Tomó el tutorial que miraba y lo minimizó con las manos. Comenzó a seguir las instrucciones de la persona que hablaba frente a ella y finalmente su respiración se cortó cuando logró configurar todo. Justo frente a sus ojos apareció otra realidad.
Era un teatro, lo había configurado así para ver películas, pero aunque aquel no fuera el propósito, Liliana sintió un sueño hecho realidad. Ya no estaba en su aburrido y absurdo departamento, en el que casi se sentía obligada a estar. Mejor dicho, ya no estaba en esa aburrida realidad en la que tenía que vivir.

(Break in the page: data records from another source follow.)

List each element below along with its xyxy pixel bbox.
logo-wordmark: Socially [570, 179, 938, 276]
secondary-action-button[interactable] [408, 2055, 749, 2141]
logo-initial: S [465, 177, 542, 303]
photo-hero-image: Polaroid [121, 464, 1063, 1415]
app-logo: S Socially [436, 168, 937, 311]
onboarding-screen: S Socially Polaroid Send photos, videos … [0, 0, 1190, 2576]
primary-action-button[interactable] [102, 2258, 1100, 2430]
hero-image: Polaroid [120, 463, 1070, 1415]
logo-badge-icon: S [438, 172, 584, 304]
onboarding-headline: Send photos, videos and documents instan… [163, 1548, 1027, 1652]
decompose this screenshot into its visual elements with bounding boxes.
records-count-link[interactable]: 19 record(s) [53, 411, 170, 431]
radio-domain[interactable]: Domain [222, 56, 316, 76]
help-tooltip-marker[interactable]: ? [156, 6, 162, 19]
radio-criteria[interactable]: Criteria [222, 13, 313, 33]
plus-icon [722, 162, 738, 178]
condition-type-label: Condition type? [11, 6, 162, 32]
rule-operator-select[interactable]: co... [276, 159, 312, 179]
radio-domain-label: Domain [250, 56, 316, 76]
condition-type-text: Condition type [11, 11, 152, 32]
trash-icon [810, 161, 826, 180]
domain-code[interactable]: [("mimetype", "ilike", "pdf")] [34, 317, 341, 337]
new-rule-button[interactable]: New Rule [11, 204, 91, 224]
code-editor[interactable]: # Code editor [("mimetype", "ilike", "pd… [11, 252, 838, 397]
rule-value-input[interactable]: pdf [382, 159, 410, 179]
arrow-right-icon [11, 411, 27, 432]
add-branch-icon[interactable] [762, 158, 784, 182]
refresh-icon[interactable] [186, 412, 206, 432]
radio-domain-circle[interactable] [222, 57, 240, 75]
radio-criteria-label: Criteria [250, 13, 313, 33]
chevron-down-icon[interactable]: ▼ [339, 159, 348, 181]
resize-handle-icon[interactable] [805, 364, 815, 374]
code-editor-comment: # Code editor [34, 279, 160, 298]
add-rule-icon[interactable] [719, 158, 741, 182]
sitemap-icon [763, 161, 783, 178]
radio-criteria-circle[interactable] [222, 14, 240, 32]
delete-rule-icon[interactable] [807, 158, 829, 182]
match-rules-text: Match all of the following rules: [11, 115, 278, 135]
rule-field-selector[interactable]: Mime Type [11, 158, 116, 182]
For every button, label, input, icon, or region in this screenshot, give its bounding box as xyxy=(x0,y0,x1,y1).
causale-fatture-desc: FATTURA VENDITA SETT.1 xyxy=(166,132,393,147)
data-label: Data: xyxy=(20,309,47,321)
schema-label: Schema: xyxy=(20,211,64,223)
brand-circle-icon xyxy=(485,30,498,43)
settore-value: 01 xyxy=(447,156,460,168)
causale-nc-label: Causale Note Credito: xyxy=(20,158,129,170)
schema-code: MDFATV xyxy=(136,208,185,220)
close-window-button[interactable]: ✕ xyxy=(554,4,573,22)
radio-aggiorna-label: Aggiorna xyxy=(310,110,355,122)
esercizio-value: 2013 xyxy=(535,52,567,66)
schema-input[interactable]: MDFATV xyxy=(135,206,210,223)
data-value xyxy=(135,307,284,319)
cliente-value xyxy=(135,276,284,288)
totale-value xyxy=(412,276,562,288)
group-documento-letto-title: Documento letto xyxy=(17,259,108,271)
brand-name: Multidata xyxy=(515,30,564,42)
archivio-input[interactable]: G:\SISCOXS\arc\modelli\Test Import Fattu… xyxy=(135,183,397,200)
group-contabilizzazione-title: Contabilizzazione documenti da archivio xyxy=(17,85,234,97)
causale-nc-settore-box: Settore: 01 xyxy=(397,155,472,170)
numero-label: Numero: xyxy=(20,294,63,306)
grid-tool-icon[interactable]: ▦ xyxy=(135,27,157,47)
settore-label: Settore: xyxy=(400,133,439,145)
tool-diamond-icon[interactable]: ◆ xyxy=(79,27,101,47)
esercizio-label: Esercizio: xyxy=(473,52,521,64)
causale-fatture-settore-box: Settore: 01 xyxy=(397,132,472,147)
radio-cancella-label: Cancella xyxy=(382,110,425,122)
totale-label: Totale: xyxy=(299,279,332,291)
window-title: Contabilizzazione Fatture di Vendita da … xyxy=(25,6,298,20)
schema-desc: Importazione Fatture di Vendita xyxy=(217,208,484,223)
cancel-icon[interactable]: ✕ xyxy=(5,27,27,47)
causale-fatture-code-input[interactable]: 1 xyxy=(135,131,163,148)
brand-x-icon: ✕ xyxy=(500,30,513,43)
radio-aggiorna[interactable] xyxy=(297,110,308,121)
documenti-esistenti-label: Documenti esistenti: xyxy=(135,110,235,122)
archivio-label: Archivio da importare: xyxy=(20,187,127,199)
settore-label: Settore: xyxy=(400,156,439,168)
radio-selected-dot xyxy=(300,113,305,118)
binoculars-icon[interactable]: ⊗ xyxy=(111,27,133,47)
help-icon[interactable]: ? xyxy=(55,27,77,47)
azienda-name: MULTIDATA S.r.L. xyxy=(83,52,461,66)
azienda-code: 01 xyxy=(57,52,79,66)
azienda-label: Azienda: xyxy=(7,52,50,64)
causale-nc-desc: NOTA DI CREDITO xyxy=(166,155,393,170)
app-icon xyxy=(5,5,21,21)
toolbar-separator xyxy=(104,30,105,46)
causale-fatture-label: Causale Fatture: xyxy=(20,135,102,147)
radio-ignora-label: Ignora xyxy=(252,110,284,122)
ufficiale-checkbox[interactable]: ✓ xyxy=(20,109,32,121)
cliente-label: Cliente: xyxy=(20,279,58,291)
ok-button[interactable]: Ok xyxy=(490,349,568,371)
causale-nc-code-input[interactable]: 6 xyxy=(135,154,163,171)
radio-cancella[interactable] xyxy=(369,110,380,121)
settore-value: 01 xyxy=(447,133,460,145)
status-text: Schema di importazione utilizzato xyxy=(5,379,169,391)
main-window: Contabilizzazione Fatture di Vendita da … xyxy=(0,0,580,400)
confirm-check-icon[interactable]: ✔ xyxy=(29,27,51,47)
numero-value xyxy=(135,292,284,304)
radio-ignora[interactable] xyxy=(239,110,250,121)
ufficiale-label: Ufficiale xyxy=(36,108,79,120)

—Esto es increíble —soltó.
Escuchar su voz en el teatro la hacía sentir que todo era mucho más real.
Tomó asiento en la sala, pero se sintió como tomarlo verdaderamente en aquellos asientos aterciopelados rojos que se alineaban a sus costados. La pantalla negra en donde se podía proyectar una película, la miraba. Estaba esperando que hiciera uso de ella, pero Liliana no quería eso. Deseaba quedarse el mayor tiempo posible contemplando ese mundo. SU mundo.